Hassane’s medical career will suffer from this publicity, despite the lack of credible evidence against him. Now known as a ‘student terror suspect’ and alleged conspirator in an ISIS plot, he has been criminalised by the media – with the assistance of the leaks provided by MI5, the police, and Whitehall. Unfortunately, Hassane is not the only young British Muslim to suffer at the hands of intelligence services and law enforcement. Mohammad Gul, a law student at Queen Mary University, was sentenced to five years imprisonment under Section 1 of the Terrorism Act for uploading videos to YouTube of Iraqi and Afghan insurgents fighting against American and British military forces. The Court of Appeal ruled that ‘those who attacked the military forces of a government or the Coalition forces in Afghanistan or Iraq with the requisite intention set out in the Act are terrorists’ – as such, Gul was guilty of the crime of glorifying terrorism. That is, it was deemed, an act of criminality to disseminate images of resistance to British and American military occupation. It is apparently, then, the prerogative of the state to determine who is a ‘terrorist’ and to define complicity in terrorism under whatever broad terms it chooses.

Hicham Yezza and Rizwaan Sabir, students at the University of Nottingham, were arrested and incarcerated for six days in May 2008 after the university’s registrar informed police that Sabir had downloaded an al-Qaeda training manual, and emailed it to his classmate. The manual was recommended reading on their security studies course, and readily available at the university library – but when Dr Rod Thornton, a lecturer at Nottingham, defended Yezza and Sabir, and condemned their treatment, he was suspended by the university authorities. But the threat of extremism is real, and is particularly acute in the current context of ISIS’s rise, and the return of British citizens from fighting in Syria – where the possibility of radicalisation is high. Does this not warrant additional powers for law enforcement?

This question can be asked differently: what is the best way to combat the threat of terrorism? Should the state work within the rule of law or outside it? Which approach is most effective?

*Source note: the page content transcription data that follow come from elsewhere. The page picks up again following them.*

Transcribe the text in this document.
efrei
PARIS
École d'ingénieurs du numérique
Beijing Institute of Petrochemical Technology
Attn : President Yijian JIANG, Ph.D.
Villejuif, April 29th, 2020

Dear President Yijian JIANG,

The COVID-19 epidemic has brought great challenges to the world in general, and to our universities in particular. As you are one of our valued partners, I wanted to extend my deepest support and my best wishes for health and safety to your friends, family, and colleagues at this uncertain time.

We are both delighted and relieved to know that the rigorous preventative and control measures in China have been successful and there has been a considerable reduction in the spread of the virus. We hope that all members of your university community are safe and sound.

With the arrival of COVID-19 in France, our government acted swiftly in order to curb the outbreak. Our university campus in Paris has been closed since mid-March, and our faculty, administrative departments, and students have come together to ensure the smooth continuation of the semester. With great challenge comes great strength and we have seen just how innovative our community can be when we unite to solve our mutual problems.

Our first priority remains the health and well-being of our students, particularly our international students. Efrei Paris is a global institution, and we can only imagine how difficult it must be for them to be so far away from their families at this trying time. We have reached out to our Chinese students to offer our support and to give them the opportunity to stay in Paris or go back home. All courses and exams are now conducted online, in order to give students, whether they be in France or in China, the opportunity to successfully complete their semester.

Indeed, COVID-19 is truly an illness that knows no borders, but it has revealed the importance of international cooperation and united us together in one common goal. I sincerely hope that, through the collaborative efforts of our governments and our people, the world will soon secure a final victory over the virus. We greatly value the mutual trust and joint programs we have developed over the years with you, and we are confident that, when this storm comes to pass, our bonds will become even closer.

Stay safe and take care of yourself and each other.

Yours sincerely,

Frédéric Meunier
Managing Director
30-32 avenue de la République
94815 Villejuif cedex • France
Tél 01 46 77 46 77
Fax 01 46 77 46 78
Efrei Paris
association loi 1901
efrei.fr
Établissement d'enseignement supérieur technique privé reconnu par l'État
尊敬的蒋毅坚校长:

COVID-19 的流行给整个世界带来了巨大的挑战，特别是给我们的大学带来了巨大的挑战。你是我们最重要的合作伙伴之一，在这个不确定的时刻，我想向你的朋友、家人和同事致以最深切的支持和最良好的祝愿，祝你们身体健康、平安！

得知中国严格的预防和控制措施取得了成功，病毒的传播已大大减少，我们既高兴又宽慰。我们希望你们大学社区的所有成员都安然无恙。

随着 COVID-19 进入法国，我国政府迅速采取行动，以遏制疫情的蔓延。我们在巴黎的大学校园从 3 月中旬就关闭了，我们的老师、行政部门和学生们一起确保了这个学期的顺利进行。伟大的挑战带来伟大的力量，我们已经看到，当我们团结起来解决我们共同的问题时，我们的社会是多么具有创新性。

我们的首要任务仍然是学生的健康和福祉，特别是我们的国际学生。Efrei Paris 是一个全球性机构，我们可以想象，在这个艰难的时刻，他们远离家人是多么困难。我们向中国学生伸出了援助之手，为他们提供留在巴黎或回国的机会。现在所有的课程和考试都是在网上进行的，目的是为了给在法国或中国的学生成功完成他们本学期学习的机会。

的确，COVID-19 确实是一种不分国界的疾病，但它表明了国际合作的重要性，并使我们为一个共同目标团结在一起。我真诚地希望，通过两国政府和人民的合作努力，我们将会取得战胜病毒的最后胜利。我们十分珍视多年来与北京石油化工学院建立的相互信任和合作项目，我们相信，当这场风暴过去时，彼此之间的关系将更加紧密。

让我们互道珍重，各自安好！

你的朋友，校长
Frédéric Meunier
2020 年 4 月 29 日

The incoherence of our current approach has been demonstrated recently in the arrest of former Guantanamo detainee, Moazzam Begg, who had his assets freezed as a ‘designated person’ under anti-terrorism legislation upon returning from Syria in February. ‘The case against Begg collapsed’ on October 1, ‘after MI5 belatedly gave police and prosecutors a series of documents that detailed the agency’s extensive contacts with him before and after his trips to Syria’. The agencies charged with keeping Britain safe were either unwilling or incapable of sharing critical information with each other in a high-profile lawsuit – this embarrassment does not inspire much confidence in their ability to combat a genuine national security threat.

Such cases resemble the abject failure of American counter-terrorism operations, most infamously the New York Police Department’s ‘Demographics Unit’, which spied on mosques and sent informants into Muslim community centres. As Ryan Devereaux puts it: ‘A senior NYPD officer involved in the program later testified that the department’s efforts did not produce a single lead, though their work did result in an extensive list of top-notch Middle Eastern restaurants and cricket fields’.

Successful prosecutions – such as those of Abu Hamza and Abdullah el-Faisal – have not required special new laws or police powers, but cooperation with local communities, prudent intelligence gathering, and due process of law. When British Muslim communities face excessive police raids, and blanket surveillance, they will inevitably be less likely to divulge potentially important information to British law enforcement. Trust may be the most vital component in eliminating – or at least reducing – the threat of extremism, but it is being systematically destroyed by Britain’s national security state.